Carlos Luján - Europa Press
MADRID 11 fev. (EUROPA PRESS) -
O presidente do governo, Pedro Sánchez, garantiu nesta terça-feira que defenderá, junto com a União Europeia, os interesses das empresas e dos trabalhadores espanhóis diante da "guerra comercial" aberta pelo governo dos Estados Unidos, que, em sua opinião, não beneficiará "ninguém".
Foi isso que ele disse em seu discurso no plenário do Grupo Socialista, que ele reuniu no Congresso para marcar o início da nova sessão.

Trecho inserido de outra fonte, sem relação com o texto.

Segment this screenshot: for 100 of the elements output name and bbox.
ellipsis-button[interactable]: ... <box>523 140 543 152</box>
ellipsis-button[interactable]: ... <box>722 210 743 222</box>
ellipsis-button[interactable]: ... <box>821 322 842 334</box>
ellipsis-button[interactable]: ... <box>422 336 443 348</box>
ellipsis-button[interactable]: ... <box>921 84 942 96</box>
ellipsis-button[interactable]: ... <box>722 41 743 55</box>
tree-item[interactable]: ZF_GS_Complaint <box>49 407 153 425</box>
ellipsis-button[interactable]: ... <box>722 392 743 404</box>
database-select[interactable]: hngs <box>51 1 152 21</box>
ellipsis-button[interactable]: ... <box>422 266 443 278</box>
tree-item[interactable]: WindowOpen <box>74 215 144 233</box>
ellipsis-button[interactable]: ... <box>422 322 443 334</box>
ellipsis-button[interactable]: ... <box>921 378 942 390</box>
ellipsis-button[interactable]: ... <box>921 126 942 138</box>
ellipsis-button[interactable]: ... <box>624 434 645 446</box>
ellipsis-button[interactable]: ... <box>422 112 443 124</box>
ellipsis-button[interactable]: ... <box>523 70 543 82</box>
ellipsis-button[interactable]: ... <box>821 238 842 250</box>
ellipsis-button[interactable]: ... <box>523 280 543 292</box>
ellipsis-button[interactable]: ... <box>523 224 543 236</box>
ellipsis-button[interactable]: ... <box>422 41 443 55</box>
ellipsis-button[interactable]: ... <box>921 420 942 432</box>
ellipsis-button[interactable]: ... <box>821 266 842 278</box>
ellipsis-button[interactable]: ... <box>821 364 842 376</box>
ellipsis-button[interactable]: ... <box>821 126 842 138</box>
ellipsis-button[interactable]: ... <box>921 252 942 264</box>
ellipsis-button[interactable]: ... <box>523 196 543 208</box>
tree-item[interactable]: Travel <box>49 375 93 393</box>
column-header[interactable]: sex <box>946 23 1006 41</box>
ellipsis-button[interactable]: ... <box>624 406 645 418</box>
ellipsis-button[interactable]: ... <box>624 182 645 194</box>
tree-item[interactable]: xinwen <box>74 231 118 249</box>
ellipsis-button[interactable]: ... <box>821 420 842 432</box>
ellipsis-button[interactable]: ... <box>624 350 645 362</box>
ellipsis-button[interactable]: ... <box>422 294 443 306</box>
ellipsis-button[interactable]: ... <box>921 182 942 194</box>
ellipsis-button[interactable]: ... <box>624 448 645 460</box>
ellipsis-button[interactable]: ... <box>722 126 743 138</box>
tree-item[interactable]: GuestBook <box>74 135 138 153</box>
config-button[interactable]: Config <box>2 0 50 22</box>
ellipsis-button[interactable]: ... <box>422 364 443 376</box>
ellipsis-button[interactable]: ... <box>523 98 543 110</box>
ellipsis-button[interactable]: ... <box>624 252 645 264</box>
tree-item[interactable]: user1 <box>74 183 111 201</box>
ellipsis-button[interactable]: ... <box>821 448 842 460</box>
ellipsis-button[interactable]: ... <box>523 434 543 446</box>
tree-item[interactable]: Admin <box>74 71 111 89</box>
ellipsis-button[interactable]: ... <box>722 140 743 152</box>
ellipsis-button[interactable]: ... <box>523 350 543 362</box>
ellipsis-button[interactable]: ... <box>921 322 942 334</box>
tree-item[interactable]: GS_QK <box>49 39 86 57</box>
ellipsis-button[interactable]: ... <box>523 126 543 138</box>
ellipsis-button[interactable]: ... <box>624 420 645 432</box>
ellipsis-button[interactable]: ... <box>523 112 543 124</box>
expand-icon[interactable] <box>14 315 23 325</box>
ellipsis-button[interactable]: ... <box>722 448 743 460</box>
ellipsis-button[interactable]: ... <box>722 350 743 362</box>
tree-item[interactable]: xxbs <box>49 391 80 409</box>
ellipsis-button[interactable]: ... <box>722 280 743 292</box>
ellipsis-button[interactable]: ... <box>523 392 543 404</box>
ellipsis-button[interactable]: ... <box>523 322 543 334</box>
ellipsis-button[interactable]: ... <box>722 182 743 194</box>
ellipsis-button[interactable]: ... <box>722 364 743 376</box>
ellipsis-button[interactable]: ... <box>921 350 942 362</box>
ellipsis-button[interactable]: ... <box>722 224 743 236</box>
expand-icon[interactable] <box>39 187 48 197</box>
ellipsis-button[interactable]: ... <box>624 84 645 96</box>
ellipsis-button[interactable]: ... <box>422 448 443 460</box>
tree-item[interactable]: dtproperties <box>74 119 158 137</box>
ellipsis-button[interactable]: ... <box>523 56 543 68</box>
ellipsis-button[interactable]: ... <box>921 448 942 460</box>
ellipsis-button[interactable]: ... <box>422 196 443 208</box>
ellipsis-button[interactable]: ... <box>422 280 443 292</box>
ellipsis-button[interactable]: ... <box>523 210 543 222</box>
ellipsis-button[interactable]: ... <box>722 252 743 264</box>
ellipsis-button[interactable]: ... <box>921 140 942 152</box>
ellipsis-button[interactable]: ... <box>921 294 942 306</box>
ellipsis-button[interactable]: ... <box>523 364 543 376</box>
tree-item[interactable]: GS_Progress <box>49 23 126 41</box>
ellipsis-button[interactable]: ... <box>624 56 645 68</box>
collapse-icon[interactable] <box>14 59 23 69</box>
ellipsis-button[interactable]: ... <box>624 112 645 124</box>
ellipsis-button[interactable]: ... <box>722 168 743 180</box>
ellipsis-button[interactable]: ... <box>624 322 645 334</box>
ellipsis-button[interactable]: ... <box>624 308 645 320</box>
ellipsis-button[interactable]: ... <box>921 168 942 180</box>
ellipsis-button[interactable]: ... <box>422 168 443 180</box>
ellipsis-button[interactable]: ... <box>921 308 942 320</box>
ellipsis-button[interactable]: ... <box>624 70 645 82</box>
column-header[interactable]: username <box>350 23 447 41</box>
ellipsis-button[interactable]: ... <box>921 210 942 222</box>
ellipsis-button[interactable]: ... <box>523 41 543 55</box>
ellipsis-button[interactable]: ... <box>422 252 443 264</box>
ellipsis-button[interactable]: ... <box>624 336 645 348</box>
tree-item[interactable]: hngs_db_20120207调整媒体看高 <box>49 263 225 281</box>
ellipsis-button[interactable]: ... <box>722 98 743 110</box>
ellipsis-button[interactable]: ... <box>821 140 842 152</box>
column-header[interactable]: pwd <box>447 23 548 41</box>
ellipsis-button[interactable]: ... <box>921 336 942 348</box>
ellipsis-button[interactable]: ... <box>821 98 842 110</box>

Sem citar expressamente os Estados Unidos ou o presidente Donald Trump, Sánchez acusou aqueles que "querem desmantelar o comércio global e enfraquecer o sistema multilateral que permitiu tanta prosperidade e estabilidade" para colocar em seu lugar "um sistema baseado na belicosidade, na lei do mais forte e nas guerras comerciais em que apenas alguns ganham e as classes média e trabalhadora sempre perdem".
Ele enfatizou que os socialistas espanhóis não vão "aceitar esse retrocesso", mas continuarão a apoiar a ordem multilateral e a trabalhar pela cooperação entre as nações, "com base no respeito e na compreensão". "Quero dizer em alto e bom som que uma guerra comercial não beneficiaria ninguém", afirmou.
Nesse contexto, ele assegurou que o governo espanhol apoiará a União Europeia e os "interesses europeus" porque são "os interesses do povo espanhol, dos trabalhadores, da indústria espanhola e também das empresas espanholas". "É isso que o governo espanhol defenderá. Resta saber o que a ultradireita e os neoliberais farão", disse ele.
DOIS ESTADOS: PALESTINA E ISRAEL
Na mesma linha, o presidente do governo deixou claro que a Espanha continuará a apoiar a ajuda ao desenvolvimento, as instituições multilaterais, os direitos humanos e a legalidade internacional" tanto na Ucrânia quanto no Sahel e em Gaza.
"Nossa posição é tão simples e direta quanto isso. Palestina para os palestinos, Israel para os israelenses e o reconhecimento dos dois estados como fórmula para a paz e a coexistência em segurança para Israel e Palestina".
"Em resumo, camaradas, o que nós, socialistas, vamos fazer é continuar acreditando em pontes, não em muros, em diálogo, não em bombas", disse o chefe do governo espanhol aos deputados, senadores e membros do Parlamento Europeu de seu partido.